Vermont bluesman John Fusco and his band the X-Road Riders will follow up their acclaimed 2019 self-titled debut with the 20-song double album John the Revelator, due out July 31 on Checkerboard Lounge Recordings.
More than three decades after a teenage Fusco ran away from his New England home to Louisiana and the Mississippi Delta — returning with a semi-autobiographical screenplay called Crossroads (and an unlikely discovery as a Hollywood screenwriter) — the writer-musician returned to his old southern stomping grounds. He was back in the Delta to film his Netflix hit The Highwaymen, but a series of impromptu jam sessions with Cody Dickinson, whose father Jim had been a music advisor on Crossroads, turned into an album of Fusco’s original blues.
John Fusco & the X-Road Riders, opened up the flood gates of Fusco’s musical creativity. The next time he returned to North Mississippi to jam with Dickinson, he had ‘a satchel of 20 new songs.’
For John the Revelator, Fusco has assembled a cast of modern blues stars: Dickinson (the North Mississippi Allstars), who produced Fusco’s first, appears behind the board again and also contributes background vocals, drums, bass, guitars, dobro, piano, and electric washboard. Vocalist Risse Norman, who has toured and recorded with the North Mississippi Allstars and Samantha Fish, also returns. They are joined by new Fusco collaborator Sarah Morrow, former trombonist for Ray Charles and band leader for Dr. John.
The big-name collaborations also extend to the album’s cover, which features artwork by Bobby Whitlock, best known as a keyboard player for Sam & Dave, Delaney & Bonnie, and Derek & the Dominoes, among others. Fusco also brings back his ‘northern chapter’ of the X-Road Riders from his Vermont home.
John the Revelator was recorded at Dickinson’s tiny Checkerboard Lounge home studio outside of Memphis in Southaven, Mississippi, and at the more spacious Meadowlark Studio in Burlington, Vermont, with George Walker Petit (Boz Skaggs, Michael McDonald) producing and adding guitar and bass.
About “Bone Deep,” Fusco told us:
This one was recorded on a sweltering Mississippi day up in the attic studio of Cody Dickinson (NMA). We had Cody jumping from drums to guitar, me on B3, and Risse Norman bringing her gospel background on vocals. This was a throwback to our style on the debut album — loose and hot and on the fly.
The idea for the song came out of answering so many questions from people about why — why now — all these years later have I come full circle to the blues music background behind my first movie ‘Crossroads’ (1986).
I had all kinds of answers like ‘I’m returning to the crossroads to take a look down the road I didn’t take back when I was 18 or 19.
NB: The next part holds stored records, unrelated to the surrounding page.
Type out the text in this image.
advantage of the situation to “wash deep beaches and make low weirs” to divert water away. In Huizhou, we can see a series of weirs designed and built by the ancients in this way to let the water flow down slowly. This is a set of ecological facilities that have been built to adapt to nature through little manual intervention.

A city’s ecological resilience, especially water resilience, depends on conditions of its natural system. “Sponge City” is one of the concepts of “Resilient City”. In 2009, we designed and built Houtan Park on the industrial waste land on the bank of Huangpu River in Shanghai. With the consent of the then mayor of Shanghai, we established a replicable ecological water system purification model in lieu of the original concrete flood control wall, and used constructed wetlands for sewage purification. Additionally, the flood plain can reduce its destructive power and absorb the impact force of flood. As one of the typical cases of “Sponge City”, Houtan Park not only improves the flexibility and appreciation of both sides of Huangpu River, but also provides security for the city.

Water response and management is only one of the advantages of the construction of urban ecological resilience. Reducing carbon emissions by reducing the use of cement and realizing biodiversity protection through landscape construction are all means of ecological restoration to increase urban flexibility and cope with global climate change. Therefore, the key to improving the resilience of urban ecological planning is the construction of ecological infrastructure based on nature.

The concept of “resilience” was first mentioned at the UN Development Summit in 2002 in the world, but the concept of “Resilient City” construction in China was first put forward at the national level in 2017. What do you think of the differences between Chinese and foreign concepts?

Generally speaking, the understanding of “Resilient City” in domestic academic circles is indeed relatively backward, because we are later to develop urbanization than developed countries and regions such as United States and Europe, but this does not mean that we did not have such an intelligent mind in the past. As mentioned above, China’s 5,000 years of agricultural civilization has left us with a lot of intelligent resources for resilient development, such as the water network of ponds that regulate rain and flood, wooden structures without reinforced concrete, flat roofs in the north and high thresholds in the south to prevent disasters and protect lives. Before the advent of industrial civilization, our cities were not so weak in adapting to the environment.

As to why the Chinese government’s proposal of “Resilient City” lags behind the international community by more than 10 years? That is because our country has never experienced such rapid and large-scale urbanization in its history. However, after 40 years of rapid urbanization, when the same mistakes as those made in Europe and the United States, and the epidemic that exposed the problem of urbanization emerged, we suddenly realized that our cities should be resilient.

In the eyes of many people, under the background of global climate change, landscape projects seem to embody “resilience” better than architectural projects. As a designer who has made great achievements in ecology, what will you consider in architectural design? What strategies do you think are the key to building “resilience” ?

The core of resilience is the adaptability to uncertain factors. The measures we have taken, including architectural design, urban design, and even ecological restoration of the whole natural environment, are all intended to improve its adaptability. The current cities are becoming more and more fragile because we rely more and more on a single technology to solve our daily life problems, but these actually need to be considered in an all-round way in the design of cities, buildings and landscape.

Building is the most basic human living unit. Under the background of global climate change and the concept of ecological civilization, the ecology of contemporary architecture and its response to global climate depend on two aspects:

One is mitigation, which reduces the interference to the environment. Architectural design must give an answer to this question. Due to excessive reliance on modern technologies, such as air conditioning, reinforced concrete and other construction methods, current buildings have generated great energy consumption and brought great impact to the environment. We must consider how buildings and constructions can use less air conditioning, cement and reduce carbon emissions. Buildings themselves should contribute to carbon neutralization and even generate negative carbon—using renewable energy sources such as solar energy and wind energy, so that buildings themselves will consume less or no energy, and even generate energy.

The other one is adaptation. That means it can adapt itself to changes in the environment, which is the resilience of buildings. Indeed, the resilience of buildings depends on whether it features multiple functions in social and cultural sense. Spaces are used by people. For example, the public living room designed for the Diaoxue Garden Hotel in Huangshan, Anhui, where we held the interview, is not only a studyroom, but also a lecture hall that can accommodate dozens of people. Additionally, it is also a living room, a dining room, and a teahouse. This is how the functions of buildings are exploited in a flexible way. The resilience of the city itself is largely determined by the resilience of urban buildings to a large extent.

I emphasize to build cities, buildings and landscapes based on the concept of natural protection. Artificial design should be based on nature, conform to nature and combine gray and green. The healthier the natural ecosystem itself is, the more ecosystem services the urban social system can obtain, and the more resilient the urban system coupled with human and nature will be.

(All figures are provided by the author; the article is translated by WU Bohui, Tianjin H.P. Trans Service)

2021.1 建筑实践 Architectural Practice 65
I eventually hit on the more simple and true answer: ‘the blues don’t let you go.’ Bottomline: the blues don’t let you go; you’ll always come back to it. So that was my hook for the song. Built it around that idea and tell a little bit of my own story in it.
‘When I was 17 I caught out on a southbound train; I got off in Clarksdale, in the middle of the pouring rain; sat outside a fish-fry shack….’
When I wrote the song— music and lyrics simultaneously at my B3 —a lot of stuff started to come out musically that echoed that theme; I found myself ‘quoting’, on the organ, some riffs from some of the deepest blues influences on me. These are tribute riffs, respecting the kings — like Jimmy Smith’s ‘Chicken Shack’ and Booker T’s ‘Green Onions’, and ‘The Sermon’ and some Bobby Blue Bland and other stuff of legend.
Mark Lavoie really brings it on the blues harp. He’s a hidden treasure; was Sonny Terry’s personal driver during the 1970’s and that’s how and where he learned. He, too, related to the theme as he’s an older cat now who still lives for it day in and day out.